AOS 578 Chemical Oceanography (also

GEO 578

) The chemical composition of the oceans and the nature of the physical and chemical processes governing this composition in the past and the present. The cycles of major and minor oceanic constituents, including interactions with the biosphere, and at the ocean-atmosphere and ocean-sediment interfaces.

AOS 580 Graduate Seminar in Atmospheric and Oceanic Sciences Each week, students read one research paper and discuss with faculty. The instructor provides additional information such as the historical context, motivation of research, and impact on the field. The papers selected differ from year to year, with a semester's papers organized around either: a collection of "great papers" that are seminal in the field of AOS; a collection of recent high impact papers; and papers discussing a specific topic. The detailed analysis of the research papers also helps students familiarize with the process of distilling essential results for publication.

CEE 593 Aerosol Chemistry and Physics (also

AOS 593

) This course focuses on ground-based and satellite observations of aerosol particles and their impacts on climate through modeling studies. Course material includes satellite and ground-based measurements of aerosol particles, mathematical formulation of transport, and numerical models of aerosol distribution. It studies how aerosols impact climate change through direct and indirect effects including cloud-aerosol interactions.

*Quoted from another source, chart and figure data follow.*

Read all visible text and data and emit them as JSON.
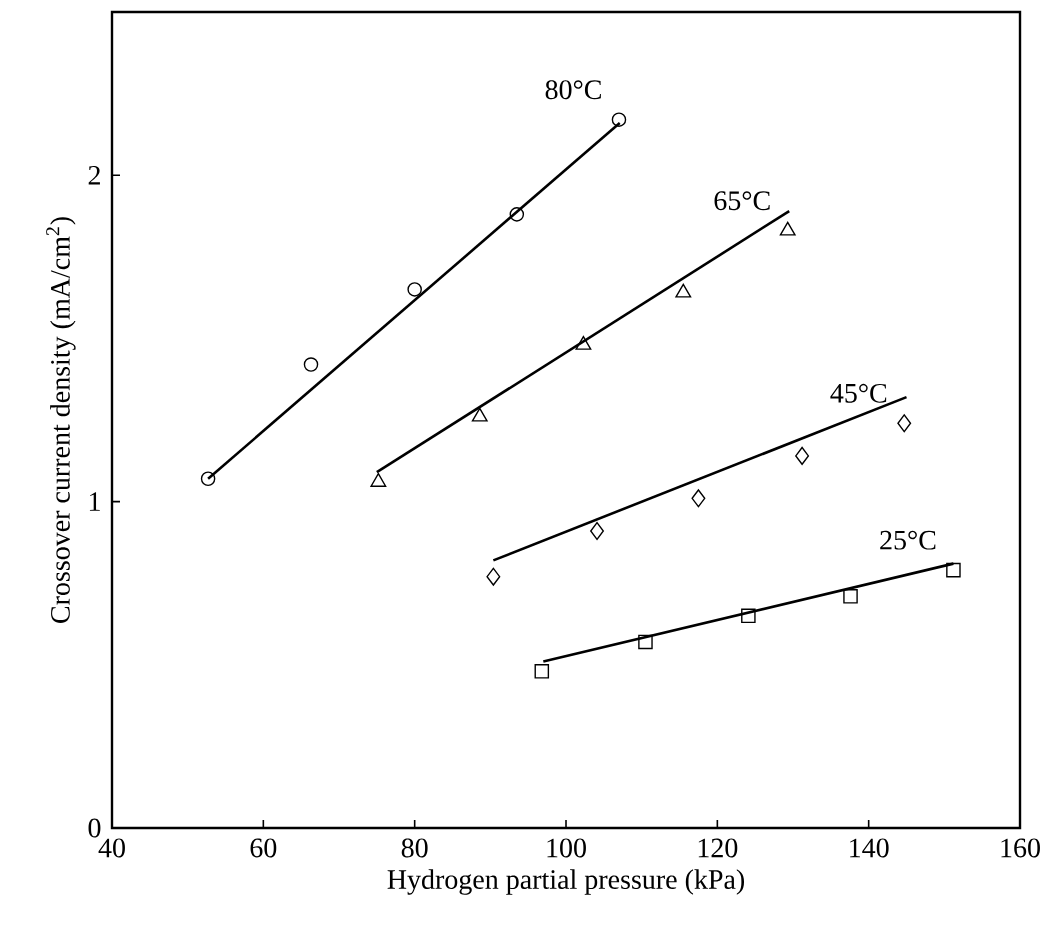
{
  "chart_data": {
    "type": "scatter",
    "xlabel": "Hydrogen partial pressure (kPa)",
    "ylabel": "Crossover current density (mA/cm$^{2}$)",
    "xlim": [
      40,
      160
    ],
    "ylim": [
      0,
      2.5
    ],
    "xticks": [
      40,
      60,
      80,
      100,
      120,
      140,
      160
    ],
    "yticks": [
      0,
      1,
      2
    ],
    "grid": false,
    "legend": false,
    "series": [
      {
        "name": "80°C",
        "marker": "circle",
        "color": "#000000",
        "x": [
          52.7,
          66.3,
          80.0,
          93.5,
          107.0
        ],
        "values": [
          1.07,
          1.42,
          1.65,
          1.88,
          2.17
        ]
      },
      {
        "type": "line",
        "marker": "none",
        "color": "#000000",
        "x": [
          52.7,
          107.1
        ],
        "values": [
          1.07,
          2.16
        ]
      },
      {
        "name": "65°C",
        "marker": "triangle",
        "color": "#000000",
        "x": [
          75.2,
          88.6,
          102.3,
          115.5,
          129.3
        ],
        "values": [
          1.06,
          1.26,
          1.48,
          1.64,
          1.83
        ]
      },
      {
        "type": "line",
        "marker": "none",
        "color": "#000000",
        "x": [
          75.0,
          129.5
        ],
        "values": [
          1.09,
          1.89
        ]
      },
      {
        "name": "45°C",
        "marker": "diamond",
        "color": "#000000",
        "x": [
          90.4,
          104.1,
          117.5,
          131.2,
          144.7
        ],
        "values": [
          0.77,
          0.91,
          1.01,
          1.14,
          1.24
        ]
      },
      {
        "type": "line",
        "marker": "none",
        "color": "#000000",
        "x": [
          90.4,
          145.0
        ],
        "values": [
          0.82,
          1.32
        ]
      },
      {
        "name": "25°C",
        "marker": "square",
        "color": "#000000",
        "x": [
          96.8,
          110.5,
          124.1,
          137.6,
          151.2
        ],
        "values": [
          0.48,
          0.57,
          0.65,
          0.71,
          0.79
        ]
      },
      {
        "type": "line",
        "marker": "none",
        "color": "#000000",
        "x": [
          97.0,
          151.2
        ],
        "values": [
          0.51,
          0.81
        ]
      }
    ]
  }
}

GEO 503 Responsible Conduct of Research in Geosciences (Half-Term) (also

AOS 503

) Course educates Geosciences and AOS students in the responsible conduct of research using case studies appropriate to these disciplines. This discussion-based course focuses on issues related to the use of scientific data, publication practices and responsible authorship, peer review, research misconduct, conflicts of interest, the role of mentors & mentees, issues encountered in collaborative research and the role of scientists in society. Successful completion is based on attendance, reading, and active participation in class discussions. Course satisfies University requirement for RCR training.

MAE 563 Instabilities in Fluids: Linear and Non-Linear Analysis of Waves and Patterns in the Environment (also

AOS 563

) This course describes natural patterns arising from instabilities in nature, and discusses their importance in the environment. We analyze phenomena at various scales, as diverse as wave breaking at the ocean surface, internal mixing in the atmosphere and the ocean, volcanic plumes, convection cells in the atmosphere, the break-up of fluid ligaments or bubble bursting at an interface. The course details mathematical tools (linear and non-linear stability analysis, symmetry arguments, solitons to non-linear equations such as shocks and solitions), as well as present laboratory and numerical demonstration of the instabilities.